In some cases, like the Nikon D7100, D300s, and Canon 70D, the rear display is rather firmly attached, so you can't slide, tilt, or turn it away from the body. In cases like this, I've heard Live View called "Tripod Mode". To me, the words "live" and "tripod" don't really seem to work with each other in photography. Those still life portraits are so...still.
It was only when I was at an Olympus photo walk event with the E-M1 that I really considered Live View valuable.
At one intersection in downtown Indianapolis, there is a flying saucer-like underside covering the intersection, making it a bit claustrophobic. I could just take a snapshot, but it made more sense to me to get closer to the ground. I released the rear display and folded it down until it was facing upward. As I held the camera a few inches from the pavement/sidewalk, between the obstacles, I was able to get a clear shot of the whatever-it-is. It enabled me to do things I could not normally do.
|E-M1 Live View Straight from the Camera JPEG|
|E-5 through the optical viewfinder, converted from raw file|
When I was at a Panasonic-sponsored event recently, an older gentleman showed me his Panasonic DMC-L1 and it was interesting but part of a different time. Those ideas certainly changed everything, and we wouldn't likely have mirror-less system cameras today without them.

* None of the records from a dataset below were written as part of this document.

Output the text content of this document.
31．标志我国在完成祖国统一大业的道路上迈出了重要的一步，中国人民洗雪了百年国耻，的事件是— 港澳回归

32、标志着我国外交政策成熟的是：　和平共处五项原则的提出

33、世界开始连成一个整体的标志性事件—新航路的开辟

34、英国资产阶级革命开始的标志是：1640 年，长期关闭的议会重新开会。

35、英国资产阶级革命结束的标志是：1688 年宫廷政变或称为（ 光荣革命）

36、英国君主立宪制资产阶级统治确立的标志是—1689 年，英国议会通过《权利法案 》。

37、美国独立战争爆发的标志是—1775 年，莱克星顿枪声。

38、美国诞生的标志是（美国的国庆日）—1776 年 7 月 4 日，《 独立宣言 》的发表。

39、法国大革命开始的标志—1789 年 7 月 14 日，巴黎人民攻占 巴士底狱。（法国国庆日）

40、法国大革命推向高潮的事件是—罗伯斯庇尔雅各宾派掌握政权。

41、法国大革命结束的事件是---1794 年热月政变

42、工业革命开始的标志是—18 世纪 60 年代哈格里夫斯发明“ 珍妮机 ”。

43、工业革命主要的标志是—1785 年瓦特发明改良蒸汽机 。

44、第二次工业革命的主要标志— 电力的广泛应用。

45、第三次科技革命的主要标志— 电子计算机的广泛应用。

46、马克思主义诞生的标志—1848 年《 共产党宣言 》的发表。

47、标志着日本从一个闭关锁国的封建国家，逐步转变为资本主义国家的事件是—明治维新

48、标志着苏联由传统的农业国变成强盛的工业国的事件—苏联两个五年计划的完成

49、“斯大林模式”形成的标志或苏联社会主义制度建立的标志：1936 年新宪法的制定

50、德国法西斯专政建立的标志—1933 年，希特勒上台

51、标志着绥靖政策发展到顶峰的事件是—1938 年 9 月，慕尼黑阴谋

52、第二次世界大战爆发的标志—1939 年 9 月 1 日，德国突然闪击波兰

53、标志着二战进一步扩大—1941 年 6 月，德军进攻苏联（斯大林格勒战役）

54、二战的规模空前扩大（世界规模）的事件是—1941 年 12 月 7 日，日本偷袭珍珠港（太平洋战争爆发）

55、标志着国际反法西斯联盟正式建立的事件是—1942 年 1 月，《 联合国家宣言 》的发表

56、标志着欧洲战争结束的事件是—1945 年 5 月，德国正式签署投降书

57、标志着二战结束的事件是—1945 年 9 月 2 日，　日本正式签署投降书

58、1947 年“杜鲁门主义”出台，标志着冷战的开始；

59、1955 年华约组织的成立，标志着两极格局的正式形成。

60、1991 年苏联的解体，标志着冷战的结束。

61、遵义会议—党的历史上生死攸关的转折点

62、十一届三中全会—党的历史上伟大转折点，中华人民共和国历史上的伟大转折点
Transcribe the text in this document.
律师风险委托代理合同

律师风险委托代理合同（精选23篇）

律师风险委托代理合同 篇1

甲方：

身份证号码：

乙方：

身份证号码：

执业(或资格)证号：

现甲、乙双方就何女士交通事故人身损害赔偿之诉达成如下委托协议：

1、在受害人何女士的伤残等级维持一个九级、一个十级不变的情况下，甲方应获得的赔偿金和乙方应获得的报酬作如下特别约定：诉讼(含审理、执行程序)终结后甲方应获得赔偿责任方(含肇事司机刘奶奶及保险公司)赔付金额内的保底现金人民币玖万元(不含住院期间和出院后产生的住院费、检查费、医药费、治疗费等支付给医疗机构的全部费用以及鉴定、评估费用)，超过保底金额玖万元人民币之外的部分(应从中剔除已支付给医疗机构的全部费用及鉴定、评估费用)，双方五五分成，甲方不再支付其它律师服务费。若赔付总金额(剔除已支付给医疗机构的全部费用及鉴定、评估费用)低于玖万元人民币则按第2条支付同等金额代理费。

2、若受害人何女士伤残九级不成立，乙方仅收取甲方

I still haven't a great use for Live View on the Olympus E-5, but now, that I've actually used Live View, I certainly have an appreciation for it, and will realize that I don't have to walk away from certain photos to get them comfortably.
|Panasonic GH3, Olympus 12-40mm f/2.8|
Here is another, more recent photo using Live View and the articulated rear display of my Panasonic GH3 this time. I switched from the EVF to the rear display, held the camera body at a rather extreme angle, twisted the rear display angle for easy viewing, while kneeling comfortably, rather than lying on the ground, photographing it upside down.